Here’s what you need to know about Porsche’s wild new W18 engine patent

Here’s what you need to know about Porsche’s wild new W18 engine patent

2 minutes, 45 seconds Read

Porsche is a brand synonymous with the legendary flat six, but despite electrification on the horizon, if you thought the German brand was done with combustion engines, think again. The the automaker’s latest patent for a new W18 powerplant has recently surfaced, unveiling a design that feels like a deliberate pushback against the entire EV narrative that dominates the industry. This comes at a time when Porsche’s operating profit fell 67 percent in the first half of 2025 due to factors such as a slowdown in sales in China and US tariffs. CEO Oliver Blume is set to leave and Michael Leiters will take over in 2026. Despite financial pressure and an ongoing restructuring of the EV roadmap, engineers in Zuffenhausen are still finding ways to reinvent mechanical performance.

The W-based configuration is not new within the wider Volkswagen Group. Bentley’s legendary W12, used in models such as the Continental GT Speed ​​​​and Flying Spur, has long proven how smooth, compact and powerful this layout can be. Bugatti also experimented with W engines in the early modern period. Several pre-production Veyron concepts featured an 18-cylinder engine before the design eventually evolved into the production W16 used in the Veyron and Chiron during the glorious Pïech era. The new Tourbillon marked the end of that chapter, but the W philosophy clearly lives on within the Group.
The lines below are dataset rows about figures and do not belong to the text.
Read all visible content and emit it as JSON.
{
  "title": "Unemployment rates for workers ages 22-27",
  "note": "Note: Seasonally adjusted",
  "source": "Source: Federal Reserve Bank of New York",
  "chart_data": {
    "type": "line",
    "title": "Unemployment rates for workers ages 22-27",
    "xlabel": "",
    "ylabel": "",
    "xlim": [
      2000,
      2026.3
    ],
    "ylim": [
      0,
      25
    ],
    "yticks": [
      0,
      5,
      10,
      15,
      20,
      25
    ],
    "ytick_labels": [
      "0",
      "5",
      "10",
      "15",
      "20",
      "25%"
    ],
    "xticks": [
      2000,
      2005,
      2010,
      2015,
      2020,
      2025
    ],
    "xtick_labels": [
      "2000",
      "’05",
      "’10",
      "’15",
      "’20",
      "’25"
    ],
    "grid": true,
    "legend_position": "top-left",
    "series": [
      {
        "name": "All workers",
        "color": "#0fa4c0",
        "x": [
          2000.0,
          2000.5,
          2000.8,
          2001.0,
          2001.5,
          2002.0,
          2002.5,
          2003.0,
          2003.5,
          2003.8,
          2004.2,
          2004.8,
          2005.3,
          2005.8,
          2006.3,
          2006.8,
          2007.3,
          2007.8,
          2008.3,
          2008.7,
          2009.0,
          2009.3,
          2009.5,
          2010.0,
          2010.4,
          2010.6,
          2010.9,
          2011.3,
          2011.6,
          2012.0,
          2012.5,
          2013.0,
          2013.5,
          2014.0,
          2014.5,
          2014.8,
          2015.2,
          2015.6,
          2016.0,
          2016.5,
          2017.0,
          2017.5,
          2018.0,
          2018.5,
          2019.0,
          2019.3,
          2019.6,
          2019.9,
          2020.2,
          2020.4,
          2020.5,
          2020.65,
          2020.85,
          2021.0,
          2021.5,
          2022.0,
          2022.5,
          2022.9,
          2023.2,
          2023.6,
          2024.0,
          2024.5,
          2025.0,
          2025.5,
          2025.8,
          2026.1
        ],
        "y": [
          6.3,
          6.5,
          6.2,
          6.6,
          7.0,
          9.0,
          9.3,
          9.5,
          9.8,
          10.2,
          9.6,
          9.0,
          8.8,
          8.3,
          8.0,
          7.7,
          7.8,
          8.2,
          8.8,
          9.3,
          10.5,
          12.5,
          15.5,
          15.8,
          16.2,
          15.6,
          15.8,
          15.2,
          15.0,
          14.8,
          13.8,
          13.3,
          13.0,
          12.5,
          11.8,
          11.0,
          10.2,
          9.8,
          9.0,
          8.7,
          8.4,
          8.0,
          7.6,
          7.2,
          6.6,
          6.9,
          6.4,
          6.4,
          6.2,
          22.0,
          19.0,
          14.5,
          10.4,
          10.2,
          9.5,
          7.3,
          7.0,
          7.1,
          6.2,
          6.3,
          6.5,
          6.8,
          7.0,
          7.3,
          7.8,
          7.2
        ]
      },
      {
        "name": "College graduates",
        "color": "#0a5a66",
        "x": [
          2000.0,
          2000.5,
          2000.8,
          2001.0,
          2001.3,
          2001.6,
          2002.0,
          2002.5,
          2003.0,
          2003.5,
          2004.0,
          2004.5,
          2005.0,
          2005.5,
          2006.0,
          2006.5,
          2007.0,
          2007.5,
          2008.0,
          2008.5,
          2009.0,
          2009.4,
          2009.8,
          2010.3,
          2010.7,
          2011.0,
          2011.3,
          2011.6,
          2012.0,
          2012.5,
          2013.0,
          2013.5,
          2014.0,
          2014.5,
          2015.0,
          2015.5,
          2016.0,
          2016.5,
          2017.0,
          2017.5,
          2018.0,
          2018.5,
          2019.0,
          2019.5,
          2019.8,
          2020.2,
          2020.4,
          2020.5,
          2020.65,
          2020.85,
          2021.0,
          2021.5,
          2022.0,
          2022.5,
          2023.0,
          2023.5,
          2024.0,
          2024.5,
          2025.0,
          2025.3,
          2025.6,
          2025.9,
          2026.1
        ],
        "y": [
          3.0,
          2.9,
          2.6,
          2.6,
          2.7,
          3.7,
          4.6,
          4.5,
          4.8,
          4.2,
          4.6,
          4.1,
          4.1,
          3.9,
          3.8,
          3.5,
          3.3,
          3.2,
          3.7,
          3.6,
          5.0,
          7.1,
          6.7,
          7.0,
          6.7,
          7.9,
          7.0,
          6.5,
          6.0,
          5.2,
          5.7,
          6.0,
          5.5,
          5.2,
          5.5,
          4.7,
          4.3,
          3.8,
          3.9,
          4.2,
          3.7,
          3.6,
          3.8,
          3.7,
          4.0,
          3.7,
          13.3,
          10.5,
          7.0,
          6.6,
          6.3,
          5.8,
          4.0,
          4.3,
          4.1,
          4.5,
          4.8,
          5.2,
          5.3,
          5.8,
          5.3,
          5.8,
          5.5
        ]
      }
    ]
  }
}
Porsche’s new interpretation goes one step further. The patent outlines an 18-cylinder engine built around three banks of six cylinders, each with its own turbocharger, feeding a single crankshaft. It is modular, scalable and optimized for space, meaning the layout offers flexibility for nine, twelve, fifteen or eighteen cylinders depending on the application, all fitting within the footprint of an inline six-cylinder. The main difference from the old VW-style W layout is notable. That version combined two VR6 blocks, while here everything runs to one central crankshaft, a real W. This reduces turbo lag with shorter trajectories, less resistance and more pressure.

The timing of this patent is telling. Porsche initially had an ambitious plan to be 80% all-electric by 2030, but that plan has been scaled back following a global slowdown in demand for electric vehicles. The brand now sees more value in a diversified approach, where gas and electric models are sold side by side. You can already see that with the new Macan, the Cayenne, and the same will likely happen with the next 718 Boxster and Cayman, which were originally planned to go all-electric but are now expected to retain combustion engines.
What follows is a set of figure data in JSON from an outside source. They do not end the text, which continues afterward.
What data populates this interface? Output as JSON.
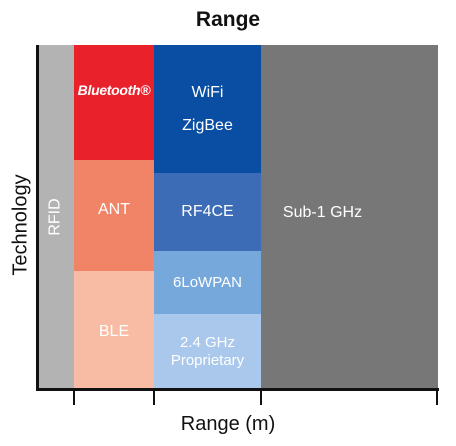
{
  "title": "Range",
  "axes": {
    "y_label": "Technology",
    "x_label": "Range (m)"
  },
  "technologies": {
    "rfid": "RFID",
    "bluetooth": "Bluetooth®",
    "ant": "ANT",
    "ble": "BLE",
    "wifi": "WiFi",
    "zigbee": "ZigBee",
    "rf4ce": "RF4CE",
    "sixlowpan": "6LoWPAN",
    "proprietary_line1": "2.4 GHz",
    "proprietary_line2": "Proprietary",
    "sub1ghz": "Sub-1 GHz"
  },
  "colors": {
    "rfid": "#b3b3b3",
    "bluetooth": "#e8212a",
    "ant": "#f18367",
    "ble": "#f8bca4",
    "wifi_zigbee": "#0a4ea3",
    "rf4ce": "#3c6cb5",
    "sixlowpan": "#76a8dc",
    "proprietary": "#a9c8eb",
    "sub1ghz": "#777777"
  }
}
Two modern sports cars are shown side by side; one is white on a concrete background and the other is black in a studio environment. Here's what you need to know about Porsche's wild new W18 engine patent unveiled this year.

It’s worth noting that sometimes an engine only exists as a full testbed that lends its findings to other projects. There may never be a W18 on the road. Maybe it just means a smarter V6, a better turbo or a cooler intake system. But if the W18 do could it go into production, and if it were to receive some form of electrification, could it support Porsche’s long-awaited successor to the 918 Spyder, Carrera GT and 959? Porsche concepts like the 919 Street and Mission X already gave a taste of that direction, and we did get the 963 RSP, but that was a one-off. A production halo supercar would create a holy trinity of the new era, ready to take on the likes of the Ferrari F80 and McLaren W1.